I wish someone had said, “You don't need to do that. There's no need to push yourself that hard. You don't need to make a TV show. You don't need to make to write a book.” But whenever people do that—and it's great; I understand why people who do that are always praised—I wish that there was more of a narrative [emphasizing] that you will, one day, be able to find that creativity again. Taking a break to have children, or finding a different medium instead of writing essays or books is not a failure.
It's also not stunting you creatively. I don't think that I will have come out of these years being like, “Wow, I've lost five years.” I'm focusing on it in a different way. I'm finding a different voice. Before I had kids, I was doing a lot of humor stuff but I didn't have a following for anything in particular. And now I've found this voice as someone who writes about parenting in a funny way. I wouldn't have found that otherwise.
Thanks, Lucy! Pop in next week, y’all—we’re talkin’ day jobs.
can I get a big “hell yeah” for Winnie and Elliot,
Lil
.. your comments re Twitter ring so true.. though at 72.. unsure about becoming a single parent again.. so will sort out such concerns while sorting out the zen of being a new grandparent .. a to’fer ? But back to Twitter .. where early on one essentially wrote ‘headline outbursts’ or short morality tales.. or revelled in wondrous photography, poetry, and could not only study political parasitism, but skewer the frumious, the frivolous .. dare the furious.
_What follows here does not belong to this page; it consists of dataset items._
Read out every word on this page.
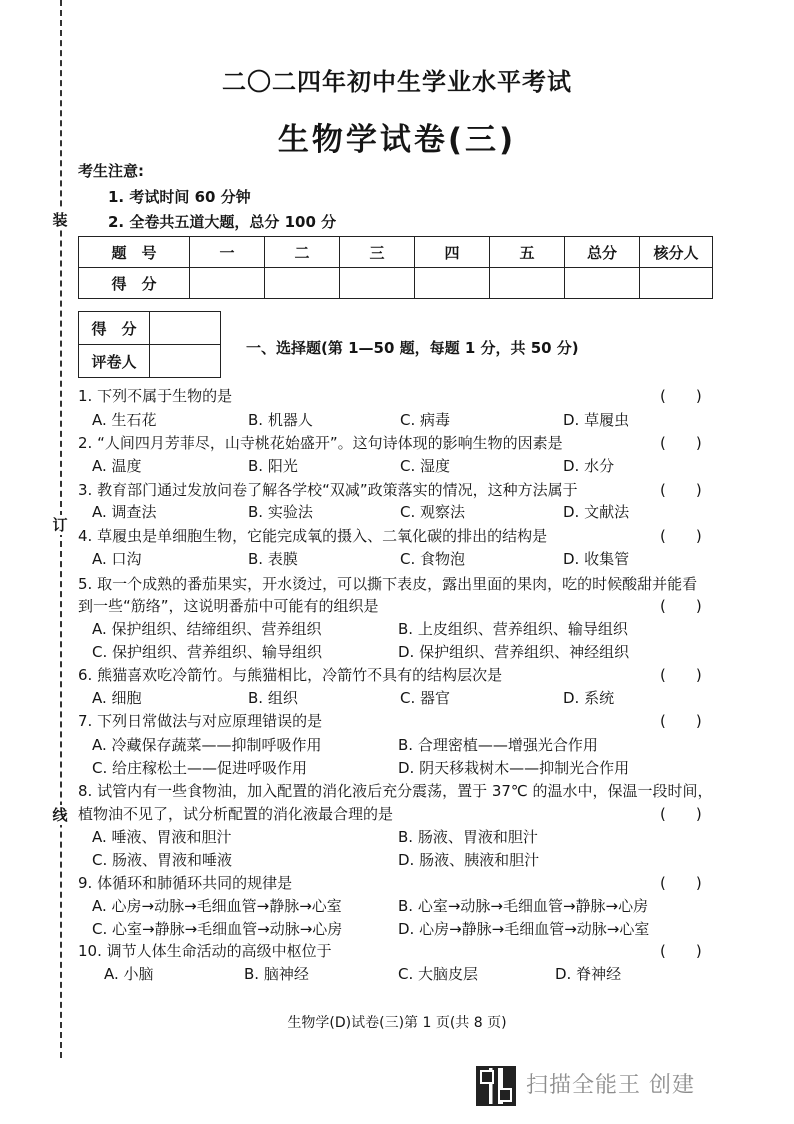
装
订
线
二〇二四年初中生学业水平考试
生物学试卷(三)
考生注意:
1. 考试时间 60 分钟
2. 全卷共五道大题，总分 100 分
题　号	一	二	三	四	五	总分	核分人
得　分							
得　分	
评卷人	
一、选择题(第 1—50 题，每题 1 分，共 50 分)
1. 下列不属于生物的是	(　　)
A. 生石花	B. 机器人	C. 病毒	D. 草履虫
2. “人间四月芳菲尽，山寺桃花始盛开”。这句诗体现的影响生物的因素是	(　　)
A. 温度	B. 阳光	C. 湿度	D. 水分
3. 教育部门通过发放问卷了解各学校“双减”政策落实的情况，这种方法属于	(　　)
A. 调查法	B. 实验法	C. 观察法	D. 文献法
4. 草履虫是单细胞生物，它能完成氧的摄入、二氧化碳的排出的结构是	(　　)
A. 口沟	B. 表膜	C. 食物泡	D. 收集管
5. 取一个成熟的番茄果实，开水烫过，可以撕下表皮，露出里面的果肉，吃的时候酸甜并能看
到一些“筋络”，这说明番茄中可能有的组织是	(　　)
A. 保护组织、结缔组织、营养组织	B. 上皮组织、营养组织、输导组织
C. 保护组织、营养组织、输导组织	D. 保护组织、营养组织、神经组织
6. 熊猫喜欢吃冷箭竹。与熊猫相比，冷箭竹不具有的结构层次是	(　　)
A. 细胞	B. 组织	C. 器官	D. 系统
7. 下列日常做法与对应原理错误的是	(　　)
A. 冷藏保存蔬菜——抑制呼吸作用	B. 合理密植——增强光合作用
C. 给庄稼松土——促进呼吸作用	D. 阴天移栽树木——抑制光合作用
8. 试管内有一些食物油，加入配置的消化液后充分震荡，置于 37℃ 的温水中，保温一段时间，
植物油不见了，试分析配置的消化液最合理的是	(　　)
A. 唾液、胃液和胆汁	B. 肠液、胃液和胆汁
C. 肠液、胃液和唾液	D. 肠液、胰液和胆汁
9. 体循环和肺循环共同的规律是	(　　)
A. 心房→动脉→毛细血管→静脉→心室	B. 心室→动脉→毛细血管→静脉→心房
C. 心室→静脉→毛细血管→动脉→心房	D. 心房→静脉→毛细血管→动脉→心室
10. 调节人体生命活动的高级中枢位于	(　　)
A. 小脑	B. 脑神经	C. 大脑皮层	D. 脊神经
生物学(D)试卷(三)第 1 页(共 8 页)
扫描全能王 创建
My timing was awesome happenstance (a talent all new parents should cultivate or pray for.. & thus enjoy) and just as my dues were gettin paid.. came manna from heaven doubling of the character count.. & lo .. like a belligerant horse what swallowed the bit.. also created my very first venomous ‘thread’ striking fear among many & concern among family.. Thus ‘Notes’ is my new yeast free manna from wherever Huck Jim & Tom ended up.. & certainly wanna join them.. a couple of generations down the road eh ! Look forward to further expeditions deep into your ‘stack .. 🦎🏴☠️
Ah, I love this! The 'do it all during early motherhood' mentality needs to be changed.